The rank-and-file conservative base does not share rich Wall Street donors' enthusiasm for Jeb Bush, so the Bush campaign is seeking to bolster its conservative bona fides with the argument that Jeb is the No. 1 spending cutter in the field.
I cut state spending more than anybody. I’ll do it in DC too. pic.twitter.com/8rXnJwBomb— Jeb Bush (@JebBush) August 31, 2015
Bush says he was the top spending cutter, followed by Louisiana Gov. Bobby Jindal, who is so far behind in the polls as to be no threat to Bush.
But Jindal's camp disagrees, saying that Jindal is the champion spending cutter and Bush was profligate:
The discerning eye will note that Jindal's chart is sourced to the Cato Institute, a DC think tank, doing an analysis of data from the National Association of State Budget Officers. Jeb, by contrast, is citing the legendary chart junk purveyors at Fox News.
So who is right? In a sense, calculating the relative spendthriftiness of different state governments is a much more complicated task than either of these charts portrays. In another sense, Jindal is right, and the Bush camp is making its case by labeling its data incorrectly.
Louisiana spent less under Jindal; Florida spent more under Bush
The Jindal chart is based on the simplest possible calculation you could do.

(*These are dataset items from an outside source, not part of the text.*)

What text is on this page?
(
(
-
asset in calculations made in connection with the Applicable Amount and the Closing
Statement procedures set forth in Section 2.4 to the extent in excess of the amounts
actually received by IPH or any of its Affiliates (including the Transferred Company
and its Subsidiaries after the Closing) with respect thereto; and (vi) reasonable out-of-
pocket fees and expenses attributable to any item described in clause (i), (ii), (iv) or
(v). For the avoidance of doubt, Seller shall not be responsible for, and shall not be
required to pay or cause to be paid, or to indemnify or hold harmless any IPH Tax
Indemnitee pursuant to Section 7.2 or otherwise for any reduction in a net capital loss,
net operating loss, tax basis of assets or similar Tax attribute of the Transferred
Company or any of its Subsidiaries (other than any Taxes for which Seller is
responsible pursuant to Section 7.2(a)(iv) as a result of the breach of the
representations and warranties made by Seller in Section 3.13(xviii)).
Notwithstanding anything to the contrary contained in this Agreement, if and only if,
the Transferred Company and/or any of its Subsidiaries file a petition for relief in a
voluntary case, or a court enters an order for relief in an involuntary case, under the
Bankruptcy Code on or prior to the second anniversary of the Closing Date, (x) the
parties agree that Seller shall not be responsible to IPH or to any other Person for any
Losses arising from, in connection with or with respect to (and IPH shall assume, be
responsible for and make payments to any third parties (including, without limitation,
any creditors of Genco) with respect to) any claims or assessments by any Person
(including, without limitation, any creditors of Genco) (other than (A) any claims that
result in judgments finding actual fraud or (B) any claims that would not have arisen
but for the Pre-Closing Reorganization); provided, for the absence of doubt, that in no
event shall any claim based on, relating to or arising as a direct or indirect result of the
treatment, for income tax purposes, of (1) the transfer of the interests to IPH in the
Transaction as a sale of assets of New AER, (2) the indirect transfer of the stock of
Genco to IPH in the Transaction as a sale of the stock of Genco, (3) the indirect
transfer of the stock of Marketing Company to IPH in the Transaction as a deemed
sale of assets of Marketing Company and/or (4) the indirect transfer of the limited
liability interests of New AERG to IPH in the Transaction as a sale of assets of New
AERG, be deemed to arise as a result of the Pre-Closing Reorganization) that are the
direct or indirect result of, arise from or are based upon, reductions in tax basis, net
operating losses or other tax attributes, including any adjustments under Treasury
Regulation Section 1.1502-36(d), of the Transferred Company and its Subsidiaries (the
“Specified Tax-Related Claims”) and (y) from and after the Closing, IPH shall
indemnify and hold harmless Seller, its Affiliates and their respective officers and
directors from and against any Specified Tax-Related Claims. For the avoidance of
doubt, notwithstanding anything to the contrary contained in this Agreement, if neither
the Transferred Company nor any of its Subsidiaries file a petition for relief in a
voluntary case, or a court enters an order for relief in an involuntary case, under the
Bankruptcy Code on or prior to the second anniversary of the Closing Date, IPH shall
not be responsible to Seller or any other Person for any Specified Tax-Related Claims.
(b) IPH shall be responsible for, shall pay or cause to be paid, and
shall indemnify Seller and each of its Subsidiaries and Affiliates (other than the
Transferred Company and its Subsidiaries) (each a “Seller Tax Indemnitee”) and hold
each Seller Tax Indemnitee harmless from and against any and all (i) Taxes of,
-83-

The Cato Institute took the spending level at the beginning of each governor's term in office, then the spending level at the end, and then it calculated the average annual change. The result looks like this:
Basically you are looking at Jindal's chart, just with ugly design elements and not really organized to highlight Jindal. One obvious rejoinder from the Bush camp is that Florida's population grew rapidly during Bush's term in office, and it would make more sense to look at per capita spending.
Except according to Cato, Jindal was actually being unfair to himself by not adjusting for population.
Accounting for population growth does cut about 2 percentage points off the Bush figure (and does the same for Rick Perry), but it doesn't change the overall fact that under Bush spending grew more rapidly than it did under Chris Christie or Scott Walker or Mike Huckabee or even George Pataki. You could bring down everyone's lines by including an inflation adjustment, but this would still show Bush in positive territory and Jindal as a spending cutter.
Jeb Bush was conservative compared with contemporary governors
So what the heck is Bush talking about? Well, here's the original Fox News graphic that his team redrew for the campaign:
Bush's strategy was to take a chart of "change in state spending per year vs average state" and simply relabel it "change in state spending per year." As people familiar with the English language will discern, these are different things.
What Jeb's chart shows is that relative to other governors serving since 2011, Walker and Jindal have been about average on spending while Jeb was a more conservative budgeter than the average 1999–2007 governor. This is definitely an interesting observation. It underscores the fact that the overall economic climate was friendlier to state government spending back in the Jeb years because there was no recession to cripple tax revenue. It also underscores the fact that Democrats were much stronger in state government back then — Florida was relatively unusual in having GOP control over all three branches of state government throughout Bush's tenure in office, while since 2010 there have been many GOP-controlled states.
The bottom line: Jeb's claim is a little false and a lot misleading
The best way to assess potential presidents' plans to cut federal spending would be for the candidates to release policy proposals related to forward-looking federal spending. State spending trends are driven by legislative politics, population trends, economic circumstances, and baseline issues — there may be more spending to cut in New Jersey than in Texas.
But while there are complicated issues in this conceptual space, we should not overcomplicate the specific issue of Jeb's chart — he is taking an old Fox News chart and mislabeling it.